When I arrived here out of college, flat broke, I had no idea what I was in for during the "off" season. The locals knew and they knew I didn't. They were entertained.
I worked through that first summer at Spencer's Seafood Safari Restaurant. It wasn't really a safari but served decent broiled and fried seafood. I could surf all day, wait tables at night, and go home with a cold Lowenbrau and 40 bucks. It was all I needed at the time, along with superb, uncrowded surf in clean water and air. I had seen California and Hawaii. The only thing I was sure of, was this place on this coast suited me just fine.
The first evidence of ebb was the very day after Labor Day. The hundreds of visitors visiting abruptly left. Everyone. No cars anywhere in sight. Beaches and piers were virtually empty. We walked from Sam and Omie's over to the By-Pass (a two-lane blacktop with no traffic lights). We looked south toward Hatteras: nothing. We looked north toward Jockey's Ridge: nothing. Gone. We laid a towel on the road surface and spread out on it for more than a few minutes. Nothing. Bored, we picked up our towel and left. Now that's ebb if I ever saw it.

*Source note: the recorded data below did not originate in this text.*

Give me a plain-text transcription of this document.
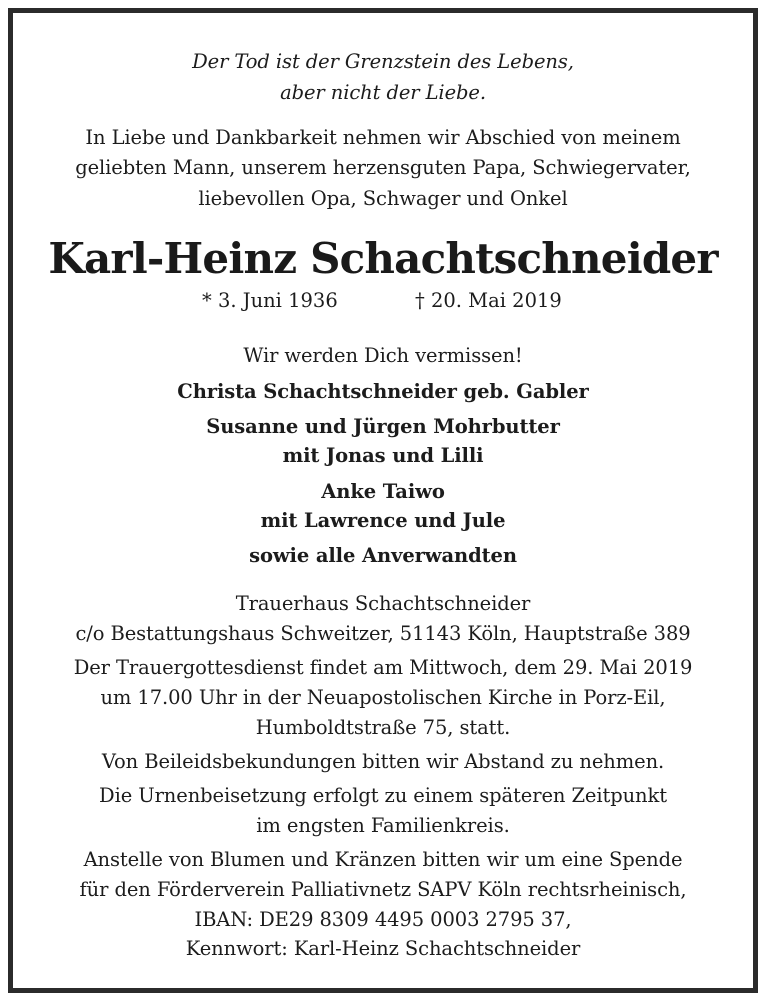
Der Tod ist der Grenzstein des Lebens,
aber nicht der Liebe.
In Liebe und Dankbarkeit nehmen wir Abschied von meinem
geliebten Mann, unserem herzensguten Papa, Schwiegervater,
liebevollen Opa, Schwager und Onkel
Karl-Heinz Schachtschneider
* 3. Juni 1936	† 20. Mai 2019
Wir werden Dich vermissen!
Christa Schachtschneider geb. Gabler
Susanne und Jürgen Mohrbutter
mit Jonas und Lilli
Anke Taiwo
mit Lawrence und Jule
sowie alle Anverwandten
Trauerhaus Schachtschneider
c/o Bestattungshaus Schweitzer, 51143 Köln, Hauptstraße 389
Der Trauergottesdienst findet am Mittwoch, dem 29. Mai 2019
um 17.00 Uhr in der Neuapostolischen Kirche in Porz-Eil,
Humboldtstraße 75, statt.
Von Beileidsbekundungen bitten wir Abstand zu nehmen.
Die Urnenbeisetzung erfolgt zu einem späteren Zeitpunkt
im engsten Familienkreis.
Anstelle von Blumen und Kränzen bitten wir um eine Spende
für den Förderverein Palliativnetz SAPV Köln rechtsrheinisch,
IBAN: DE29 8309 4495 0003 2795 37,
Kennwort: Karl-Heinz Schachtschneider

Likewise, when Easter and then Memorial Day arrived, they (the visitors)would suddenly return and quickly disappear afterwards, a kind of teaser to the coming summer. Then when schools elsewhere closed for the year, about mid-June, the visitors would suddenly appear en mass again...the aforementioned flow. Year upon year repeated this pattern. Each year it grew more intense.
Over the ensuing years I noticed how during the summer I wouldn't very often see the friends I hung with during the winter trying to stay entertained (more on staying entertained in future posts). Many were working in the restaurants and hotels. During the winter, I wouldn't always see the friends I worked with during the summer. Many of them had left too, like the "visitors". I guess we could've called them visiting workers.
And so the pulse of our coastal town continued. It's still similar today. Except the part about no traffic on the By-Pass the day after Labor Day. There's plenty of that. Back then there were less than 10 thousand people living in Dare County. Now there are about 32 thousand of us spread over about 90 miles north to south, most with large bodies of water on both sides. It's much easier to stay entertained during the winter too and you can see your friends almost any time at meetings covering the issues of the day (there are plenty cause there are so many of us now), and even at school events and activities or in stores cause there are lots of them now too. And when the tourists...I mean "visitors" return, there's too many of them and us.
It's winter here now. This is the time of year which calls forth reminiscences of the past and the way it once was. The surf's not really uncrowded like it used to be, but the long-time locals seem more tightly connected than ever. It's still a thrill to watch them ride.